Lockdowns permitting, in 2020 they worked at expanding the demos for a week with engineer Ian Davenport at Courtyard Studios in Abingdon, where they’ve recorded since 1991’s debut LP Just For A Day. “It’s the studio we’ve used since we were kids,” he says. “It’s still got the same sofa.” Halstead took the recordings back to Cornwall and worked on “40-odd demos” – sound sources used include the Plaits macro-oscillator module and the Moog Matriarch analogue synth – which were then whittled down to 13 songs. Short visits to Courtyard and then to Church studios in Leicestershire followed.

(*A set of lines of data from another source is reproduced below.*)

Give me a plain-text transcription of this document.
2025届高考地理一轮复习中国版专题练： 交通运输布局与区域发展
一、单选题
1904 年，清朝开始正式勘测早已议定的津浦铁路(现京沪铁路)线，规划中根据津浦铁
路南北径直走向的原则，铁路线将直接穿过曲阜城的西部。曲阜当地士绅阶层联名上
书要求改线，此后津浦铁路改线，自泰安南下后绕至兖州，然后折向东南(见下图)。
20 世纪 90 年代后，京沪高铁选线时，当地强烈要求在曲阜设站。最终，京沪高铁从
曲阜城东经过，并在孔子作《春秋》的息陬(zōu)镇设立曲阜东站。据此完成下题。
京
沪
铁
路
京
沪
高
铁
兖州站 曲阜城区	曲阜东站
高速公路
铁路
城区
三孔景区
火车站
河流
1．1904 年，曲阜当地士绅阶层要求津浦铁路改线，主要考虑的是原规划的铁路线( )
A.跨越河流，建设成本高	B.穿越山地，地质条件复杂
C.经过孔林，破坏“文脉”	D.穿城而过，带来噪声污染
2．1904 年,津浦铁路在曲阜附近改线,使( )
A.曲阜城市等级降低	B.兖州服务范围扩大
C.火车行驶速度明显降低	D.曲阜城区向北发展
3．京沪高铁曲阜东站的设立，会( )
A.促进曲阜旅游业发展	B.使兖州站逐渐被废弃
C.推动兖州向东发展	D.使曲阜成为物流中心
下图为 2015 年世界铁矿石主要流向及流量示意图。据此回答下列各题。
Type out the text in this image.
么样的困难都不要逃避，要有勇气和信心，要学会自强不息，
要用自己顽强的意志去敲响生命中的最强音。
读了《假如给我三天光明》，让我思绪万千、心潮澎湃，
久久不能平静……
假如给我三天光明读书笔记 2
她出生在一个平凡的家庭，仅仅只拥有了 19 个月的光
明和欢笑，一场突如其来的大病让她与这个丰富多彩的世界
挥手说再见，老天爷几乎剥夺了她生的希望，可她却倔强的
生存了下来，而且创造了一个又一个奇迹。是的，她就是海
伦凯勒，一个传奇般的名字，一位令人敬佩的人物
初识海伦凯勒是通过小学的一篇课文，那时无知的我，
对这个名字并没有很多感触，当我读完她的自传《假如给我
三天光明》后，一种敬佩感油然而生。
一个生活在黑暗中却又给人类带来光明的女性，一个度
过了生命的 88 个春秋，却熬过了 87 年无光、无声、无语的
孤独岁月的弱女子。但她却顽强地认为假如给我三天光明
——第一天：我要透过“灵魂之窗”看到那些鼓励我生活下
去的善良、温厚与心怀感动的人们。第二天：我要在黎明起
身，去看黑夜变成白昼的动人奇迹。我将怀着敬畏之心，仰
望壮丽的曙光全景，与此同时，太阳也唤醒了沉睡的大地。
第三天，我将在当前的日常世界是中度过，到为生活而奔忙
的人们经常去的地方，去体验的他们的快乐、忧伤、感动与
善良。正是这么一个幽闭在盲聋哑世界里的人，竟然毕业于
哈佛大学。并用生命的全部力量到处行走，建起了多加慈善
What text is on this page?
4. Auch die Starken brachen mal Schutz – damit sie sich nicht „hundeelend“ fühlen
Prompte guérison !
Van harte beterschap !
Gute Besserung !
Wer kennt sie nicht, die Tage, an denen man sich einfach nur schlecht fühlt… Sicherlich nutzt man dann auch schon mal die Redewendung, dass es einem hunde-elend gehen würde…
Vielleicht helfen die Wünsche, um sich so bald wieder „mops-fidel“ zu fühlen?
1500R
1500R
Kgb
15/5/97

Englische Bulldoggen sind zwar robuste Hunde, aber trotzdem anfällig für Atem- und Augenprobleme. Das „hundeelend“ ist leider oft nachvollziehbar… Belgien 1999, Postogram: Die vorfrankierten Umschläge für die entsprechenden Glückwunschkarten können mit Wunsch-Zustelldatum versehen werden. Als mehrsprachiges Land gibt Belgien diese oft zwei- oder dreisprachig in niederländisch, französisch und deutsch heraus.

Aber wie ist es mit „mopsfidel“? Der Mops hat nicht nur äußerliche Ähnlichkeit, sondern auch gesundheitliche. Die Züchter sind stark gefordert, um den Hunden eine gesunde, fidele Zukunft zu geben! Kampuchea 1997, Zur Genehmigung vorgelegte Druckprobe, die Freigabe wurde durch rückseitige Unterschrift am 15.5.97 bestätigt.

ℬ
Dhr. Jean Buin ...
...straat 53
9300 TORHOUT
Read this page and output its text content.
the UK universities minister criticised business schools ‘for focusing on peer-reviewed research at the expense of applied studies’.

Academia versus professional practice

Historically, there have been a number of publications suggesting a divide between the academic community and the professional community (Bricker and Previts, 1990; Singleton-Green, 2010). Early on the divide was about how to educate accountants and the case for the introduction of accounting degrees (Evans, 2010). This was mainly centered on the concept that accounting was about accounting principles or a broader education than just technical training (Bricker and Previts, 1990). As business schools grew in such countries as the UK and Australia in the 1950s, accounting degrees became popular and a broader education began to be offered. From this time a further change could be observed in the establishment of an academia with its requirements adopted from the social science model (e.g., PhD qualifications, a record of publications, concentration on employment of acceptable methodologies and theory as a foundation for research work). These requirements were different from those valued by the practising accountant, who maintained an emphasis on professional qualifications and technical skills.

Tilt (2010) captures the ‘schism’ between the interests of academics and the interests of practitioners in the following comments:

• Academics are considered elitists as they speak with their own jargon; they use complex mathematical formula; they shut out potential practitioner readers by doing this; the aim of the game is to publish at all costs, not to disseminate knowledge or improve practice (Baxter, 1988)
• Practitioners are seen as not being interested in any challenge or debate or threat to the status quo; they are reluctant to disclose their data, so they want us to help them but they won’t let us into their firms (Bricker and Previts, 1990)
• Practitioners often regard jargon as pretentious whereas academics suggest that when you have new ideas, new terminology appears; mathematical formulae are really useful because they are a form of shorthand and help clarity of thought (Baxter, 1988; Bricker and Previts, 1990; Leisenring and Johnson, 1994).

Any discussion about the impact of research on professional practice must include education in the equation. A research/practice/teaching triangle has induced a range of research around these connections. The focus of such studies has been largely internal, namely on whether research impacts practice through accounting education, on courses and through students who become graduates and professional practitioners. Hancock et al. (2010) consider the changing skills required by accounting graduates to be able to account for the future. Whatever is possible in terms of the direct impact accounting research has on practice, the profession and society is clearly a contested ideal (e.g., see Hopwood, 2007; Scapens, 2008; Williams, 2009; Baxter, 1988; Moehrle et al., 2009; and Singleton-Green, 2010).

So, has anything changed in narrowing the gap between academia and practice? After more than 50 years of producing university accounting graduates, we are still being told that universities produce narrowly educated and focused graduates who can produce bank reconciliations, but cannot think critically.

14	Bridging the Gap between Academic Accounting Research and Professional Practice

“We’ve always tried to work as a pretty solid democracy,” says Halstead, who wrote all the songs and assures us singer Rachel Goswell “is good”. “There’s never a track that all five of us don’t really love, which makes it quite hard to get a record together. Like Nick [Chaplin, bass] might have less patience for anything that’s too ambient or boring. I lean more towards boring, I’m quite happy to make long, boring music, but if I tried to force that on the band it wouldn’t work.”

Before Christmas 2022, Halstead went to Los Angeles to mix the album with War On Drugs/Beck/Killers engineer Shawn Everett, completing the process remotely at the end of February 2023. Of the finished album, he promises, “if you’ve got any idea about how the band sounds you’d think it was pretty Slowdive-y.” Hard data thereafter is elusive.

Rachel Goswell

“Being really vague isn’t unusual for us,” says Halstead. “We never come into it with a concept and I don’t really know what the record is about, or most of the songs. There’s a song called Andalusia Plays which has some very precise lyrics, almost a blow-by-blow account of a certain moment in a very special relationship for me, but I don’t know why I wrote about it.”

Fair enough. What guitar effects have you been using? “All of them.”

FACT SHEET

Title: Everything Is Alive

Due: September 1

Production: Neil Halstead

Songs: Andalusia Plays/Chained To A Cloud/Prayer/ Shanty

The Buzz: Neil Halstead: “I thought it was going to be quite a dark record but once we got together as a band, I think some of that darkness lifted and some of the tunes became a bit lighter. We found that spot that we’re all comfortable with. I think we were a bit stumped about direction initially – we took the long way round to just making a record that sounds like Slowdive.”